The $7 million in additional funds would basically allow the program to catch up with pending easements. Pelanda testified before the Senate’s Local Government and Elections committee that there were more than 110 pending easements waiting to be closed. According to the March Farmland Preservation Advisory Board meeting, some of those easements are leftover from as far back as the 2015 and 2016 application year.
Pelanda did not mention in her senate or house testimony on the department’s budget needs why an extra $7 million was needed for the farmland preservation program, other than to say it was critical.
Impact
The department closed a record number of easements in 2020, closing 91 easements and preserving more than 12,000 acres. That was more than the program closed from 2015 to 2017 combined, and double the number closed in 2018 and 2019.
Demand for the program is high. Steven Berk, director of public policy with Western Reserve Conservancy, said most local sponsors for the program have a waiting list to apply.
There’s a 40-acre minimum to apply through the easement purchase program. Farms are scored based on a number of factors, including development pressure, soil type, proximity to other farmland and use of best management practices, and given different priority to enter the program.
A farmer can get paid up to $2,000 an acre, capped at $500,000 total, for an agricultural easement on their land. That means the land can only be used for agricultural use, among other conditions, but the farmer can use the payment for anything they want, Berk said.
“On any given year, we have at least a dozen interested applicants,” said Jonathan Ferbrache, resource specialist with Fairfield Soil and Water Conservation District. “We may be able to fund one or two.”
He said they’ve probably lost just as many applicants because funding wasn’t available for them when they needed it.
“A choice needed to be made or they got tired,” he said.

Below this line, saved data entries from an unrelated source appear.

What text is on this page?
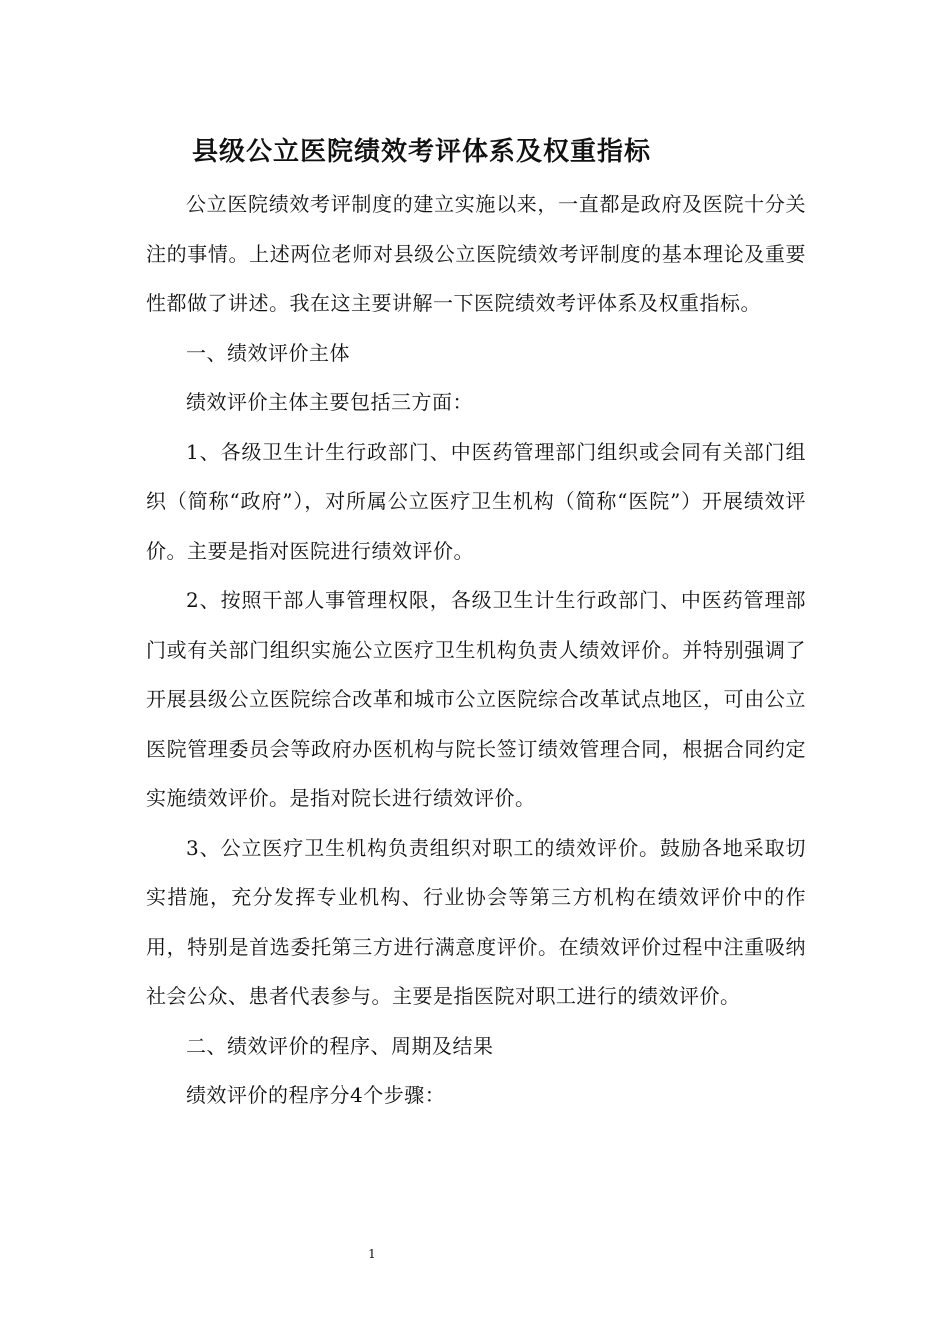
县级公立医院绩效考评体系及权重指标

公立医院绩效考评制度的建立实施以来，一直都是政府及医院十分关注的事情。上述两位老师对县级公立医院绩效考评制度的基本理论及重要性都做了讲述。我在这主要讲解一下医院绩效考评体系及权重指标。

一、绩效评价主体

绩效评价主体主要包括三方面：

1、各级卫生计生行政部门、中医药管理部门组织或会同有关部门组织（简称“政府”），对所属公立医疗卫生机构（简称“医院”）开展绩效评价。主要是指对医院进行绩效评价。

2、按照干部人事管理权限，各级卫生计生行政部门、中医药管理部门或有关部门组织实施公立医疗卫生机构负责人绩效评价。并特别强调了开展县级公立医院综合改革和城市公立医院综合改革试点地区，可由公立医院管理委员会等政府办医机构与院长签订绩效管理合同，根据合同约定实施绩效评价。是指对院长进行绩效评价。

3、公立医疗卫生机构负责组织对职工的绩效评价。鼓励各地采取切实措施，充分发挥专业机构、行业协会等第三方机构在绩效评价中的作用，特别是首选委托第三方进行满意度评价。在绩效评价过程中注重吸纳社会公众、患者代表参与。主要是指医院对职工进行的绩效评价。

二、绩效评价的程序、周期及结果

绩效评价的程序分4个步骤：

1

Fairfield County, through its county commissioners, the local easement sponsor for the state program, has been involved in the state’s farmland preservation program since the beginning in 2002. They just closed their 30th easement through the state program, Ferbrache said, although there is other farmland protected through local land trusts and federal programs.
“I’m bringing in smaller farms with less money compared to those first couple years,” he said. “But we’re competing at a much larger level. That $6.25 million is getting spread thinner as they try to allocate it equally around the state.”